Edo society refers to the society of Japan under the rule of the Tokugawa Shogunate during the Edo period from 1603 to 1868.

Edo society was a feudal society with strict social stratification, customs, and regulations intended to promote political stability. The Emperor of Japan and the kuge were the official ruling class of Japan but had no power. The shōgun of the Tokugawa clan, the daimyō, and their retainers of the samurai class administered Japan through their system of domains. The majority of Edo society were commoners divided into peasant, craftsmen, and merchant classes, and various "untouchable" or Burakumin groups.

The Tokugawa shogunate ruled by dividing the people into four main categories. Older scholars believed that there were Four Occupations (士農工商, Shi-nō-kō-shō) of "samurai, peasants (hyakushō), craftsmen, and merchants" (chōnin) under the daimyo, with 80% of peasants under the 5% samurai class, followed by craftsmen and merchants. However, various studies have revealed since about 1995 that the classes of peasants, craftsmen, and merchants under the samurai are equal, and the old hierarchy chart has been removed from Japanese history textbooks. In other words, peasants, craftsmen, and merchants are not a social pecking order, but a social classification.

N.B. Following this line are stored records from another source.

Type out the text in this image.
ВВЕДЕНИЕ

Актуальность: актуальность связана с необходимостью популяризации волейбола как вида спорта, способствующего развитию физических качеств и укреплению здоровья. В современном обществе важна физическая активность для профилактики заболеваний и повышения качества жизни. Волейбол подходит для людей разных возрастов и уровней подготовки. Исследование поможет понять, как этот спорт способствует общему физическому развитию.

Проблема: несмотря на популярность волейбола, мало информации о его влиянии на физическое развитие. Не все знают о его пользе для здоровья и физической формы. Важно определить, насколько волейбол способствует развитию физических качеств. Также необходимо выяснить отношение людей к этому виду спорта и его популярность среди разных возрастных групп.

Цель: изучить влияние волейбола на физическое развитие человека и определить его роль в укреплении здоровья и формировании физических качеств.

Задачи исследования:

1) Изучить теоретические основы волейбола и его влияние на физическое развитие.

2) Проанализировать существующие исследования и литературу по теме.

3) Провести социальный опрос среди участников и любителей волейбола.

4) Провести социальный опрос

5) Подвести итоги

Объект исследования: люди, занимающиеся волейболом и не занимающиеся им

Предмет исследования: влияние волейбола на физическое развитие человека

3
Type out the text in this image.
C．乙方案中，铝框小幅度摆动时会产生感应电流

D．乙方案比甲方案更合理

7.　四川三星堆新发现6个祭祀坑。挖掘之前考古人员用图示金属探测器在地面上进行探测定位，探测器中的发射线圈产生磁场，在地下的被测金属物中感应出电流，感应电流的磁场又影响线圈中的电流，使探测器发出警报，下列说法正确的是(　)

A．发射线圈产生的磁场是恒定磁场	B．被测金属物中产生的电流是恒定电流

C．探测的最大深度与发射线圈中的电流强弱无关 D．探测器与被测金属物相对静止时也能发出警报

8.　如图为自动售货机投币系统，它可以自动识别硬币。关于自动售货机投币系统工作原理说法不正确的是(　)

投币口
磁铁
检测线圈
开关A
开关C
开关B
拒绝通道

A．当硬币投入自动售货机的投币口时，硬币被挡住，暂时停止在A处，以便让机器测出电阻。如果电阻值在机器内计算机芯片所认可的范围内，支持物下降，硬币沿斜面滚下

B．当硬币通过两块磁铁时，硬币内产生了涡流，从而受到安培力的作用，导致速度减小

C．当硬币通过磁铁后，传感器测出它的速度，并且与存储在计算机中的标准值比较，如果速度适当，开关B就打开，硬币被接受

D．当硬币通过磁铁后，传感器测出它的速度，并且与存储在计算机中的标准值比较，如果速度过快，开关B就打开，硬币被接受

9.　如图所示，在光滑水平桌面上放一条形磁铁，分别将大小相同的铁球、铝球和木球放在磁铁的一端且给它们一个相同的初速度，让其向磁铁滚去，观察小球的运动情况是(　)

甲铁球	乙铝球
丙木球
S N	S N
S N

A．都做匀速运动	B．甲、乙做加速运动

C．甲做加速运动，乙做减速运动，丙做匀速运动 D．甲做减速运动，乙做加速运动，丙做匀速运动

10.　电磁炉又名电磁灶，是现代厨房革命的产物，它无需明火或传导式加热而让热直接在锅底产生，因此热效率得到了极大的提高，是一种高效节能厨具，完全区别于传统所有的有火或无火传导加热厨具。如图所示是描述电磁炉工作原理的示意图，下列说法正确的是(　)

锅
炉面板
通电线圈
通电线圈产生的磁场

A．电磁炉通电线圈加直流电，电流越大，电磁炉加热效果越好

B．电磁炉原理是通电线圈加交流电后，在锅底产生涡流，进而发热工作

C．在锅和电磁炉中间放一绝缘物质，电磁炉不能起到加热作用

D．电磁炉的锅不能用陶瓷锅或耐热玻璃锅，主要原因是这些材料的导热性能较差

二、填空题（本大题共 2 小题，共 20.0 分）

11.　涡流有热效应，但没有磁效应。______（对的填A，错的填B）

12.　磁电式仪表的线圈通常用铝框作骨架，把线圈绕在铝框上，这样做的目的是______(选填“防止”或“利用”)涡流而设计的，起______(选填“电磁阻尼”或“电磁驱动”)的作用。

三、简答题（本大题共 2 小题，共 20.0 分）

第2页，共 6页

The bakumatsu from 1853 on led to growing opposition to the Edo system and it was dismantled after the Meiji Restoration in 1868.

==Historical context==
Feudalism, social stratification, and explicit fine-grained ranking of people existed in Japan long before the Edo period, beginning with attempts as far back as the Taika Reforms in 645 AD, initiating the Ritsuryō legal system that was modeled from Chinese Tang dynasty legal code. The reforms were following a major and devastating coup d'etat attempt by Soga no Emishi, with the events not only exterminating entire clans, but tearing apart a gaping hole in the Japanese indigenous religion, Ko-Shintō, paving the way for a Buddhist-Shinto syncretism of religion.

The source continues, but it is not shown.